2.1 Rename “Pattern” to “Prompt” everywhere¶

patterns.py → prompts.py
Pattern → Prompt
PatternCatalog → PromptCatalog
patterns_adapter.py → prompts_adapter.py
All public APIs, internal adapters, and domain mapping use the term Prompt.

This aligns with industry standards and removes ambiguity with Python’s built‑in regex Pattern type.

2.2 Adapter returns pure domain objects only¶

The adapter is the boundary between:

the external prompt disk/API system (prompts.py), and
internal domain structures (RenderedPrompt, Fingerprint).

Therefore:

PromptsAdapter.render(key, request)  
    → (RenderedPrompt, Fingerprint)

The adapter MUST NOT construct Provenance.
It only maps the prompt definition to domain structures and calculates the fingerprint.

2.3 Introduce a domain value object: Fingerprint¶

Fingerprint is now a first-class domain model located in domain.py. It describes exactly what was rendered and is the identity anchor for provenance.

class Fingerprint(BaseModel):
    schema_version: Literal["fp-1"] = "fp-1"
    prompt_key: str
    prompt_name: str
    prompt_base_path: str
    prompt_content_hash: str
    variables_hash: str
    user_string_hash: str

Properties:

schema_version supports future evolution.
Tracks prompt location, name, and content hashes.
Includes template variable hash and user string hash.
Immutable and serializable.

The adapter constructs this object.
The domain and service layers treat it as opaque identity metadata.

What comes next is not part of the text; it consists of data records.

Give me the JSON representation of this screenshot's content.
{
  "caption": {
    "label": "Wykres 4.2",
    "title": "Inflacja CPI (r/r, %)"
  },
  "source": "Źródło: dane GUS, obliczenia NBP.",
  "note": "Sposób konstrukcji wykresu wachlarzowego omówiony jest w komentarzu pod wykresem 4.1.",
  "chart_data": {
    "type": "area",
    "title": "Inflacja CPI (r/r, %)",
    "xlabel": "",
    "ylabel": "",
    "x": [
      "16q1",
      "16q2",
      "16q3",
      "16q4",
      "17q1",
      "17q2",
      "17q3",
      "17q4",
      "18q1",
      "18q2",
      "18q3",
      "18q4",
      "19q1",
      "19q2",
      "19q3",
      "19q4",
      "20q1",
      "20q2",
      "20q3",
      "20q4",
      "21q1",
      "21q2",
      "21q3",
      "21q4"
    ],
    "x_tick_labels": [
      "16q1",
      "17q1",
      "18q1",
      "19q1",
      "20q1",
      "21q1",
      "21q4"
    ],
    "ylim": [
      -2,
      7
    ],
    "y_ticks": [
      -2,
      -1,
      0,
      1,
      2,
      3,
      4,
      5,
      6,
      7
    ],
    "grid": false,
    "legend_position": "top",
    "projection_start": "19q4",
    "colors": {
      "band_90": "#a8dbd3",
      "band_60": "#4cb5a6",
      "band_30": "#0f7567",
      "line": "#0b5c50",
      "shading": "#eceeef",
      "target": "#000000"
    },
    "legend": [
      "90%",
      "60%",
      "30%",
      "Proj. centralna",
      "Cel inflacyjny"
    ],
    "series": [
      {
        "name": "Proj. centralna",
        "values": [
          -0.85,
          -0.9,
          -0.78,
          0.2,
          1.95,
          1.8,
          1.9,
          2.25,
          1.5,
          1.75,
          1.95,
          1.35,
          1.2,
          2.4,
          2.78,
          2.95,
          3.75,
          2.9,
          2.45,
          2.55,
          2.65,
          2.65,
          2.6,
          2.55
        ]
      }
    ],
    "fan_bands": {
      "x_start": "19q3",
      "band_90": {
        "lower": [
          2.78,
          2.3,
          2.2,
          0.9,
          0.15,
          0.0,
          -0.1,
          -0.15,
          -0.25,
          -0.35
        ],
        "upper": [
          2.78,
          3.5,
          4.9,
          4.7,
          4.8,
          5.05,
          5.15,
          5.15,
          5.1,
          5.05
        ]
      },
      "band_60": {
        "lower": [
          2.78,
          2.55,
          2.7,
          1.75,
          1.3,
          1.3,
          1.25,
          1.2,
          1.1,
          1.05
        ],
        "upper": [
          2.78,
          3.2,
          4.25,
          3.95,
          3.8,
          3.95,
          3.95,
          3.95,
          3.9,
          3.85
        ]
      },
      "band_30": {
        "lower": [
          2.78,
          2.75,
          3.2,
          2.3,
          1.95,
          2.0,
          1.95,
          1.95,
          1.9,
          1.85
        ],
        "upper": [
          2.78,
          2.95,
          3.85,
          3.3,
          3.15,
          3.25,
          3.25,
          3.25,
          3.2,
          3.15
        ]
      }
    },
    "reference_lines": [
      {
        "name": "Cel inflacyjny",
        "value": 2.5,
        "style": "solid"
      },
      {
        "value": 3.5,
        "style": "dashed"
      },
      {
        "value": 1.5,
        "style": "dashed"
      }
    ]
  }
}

2.4 Move Provenance construction into `GenAIService`¶

Provenance belongs to the business layer. It is constructed after the provider call completes, because it must include execution details (provider, model, retry count, timestamps, etc.).

Provenance lives in domain.py and now includes a Fingerprint:

class Provenance(BaseModel):
    provider: str
    model: str
    sdk_version: str | None = None
    started_at: datetime
    finished_at: datetime
    attempt_count: int = 1
    fingerprint: Fingerprint

2.5 `provenance.py` becomes a helper/builder module¶

It now defines:

def build_provenance(
    *,
    fingerprint: Fingerprint,
    provider: str,
    model: str,
    sdk_version: str | None,
    started_at: datetime,
    finished_at: datetime,
    attempt_count: int,
) -> Provenance:
    ...

This is the only approved way to construct a Provenance object.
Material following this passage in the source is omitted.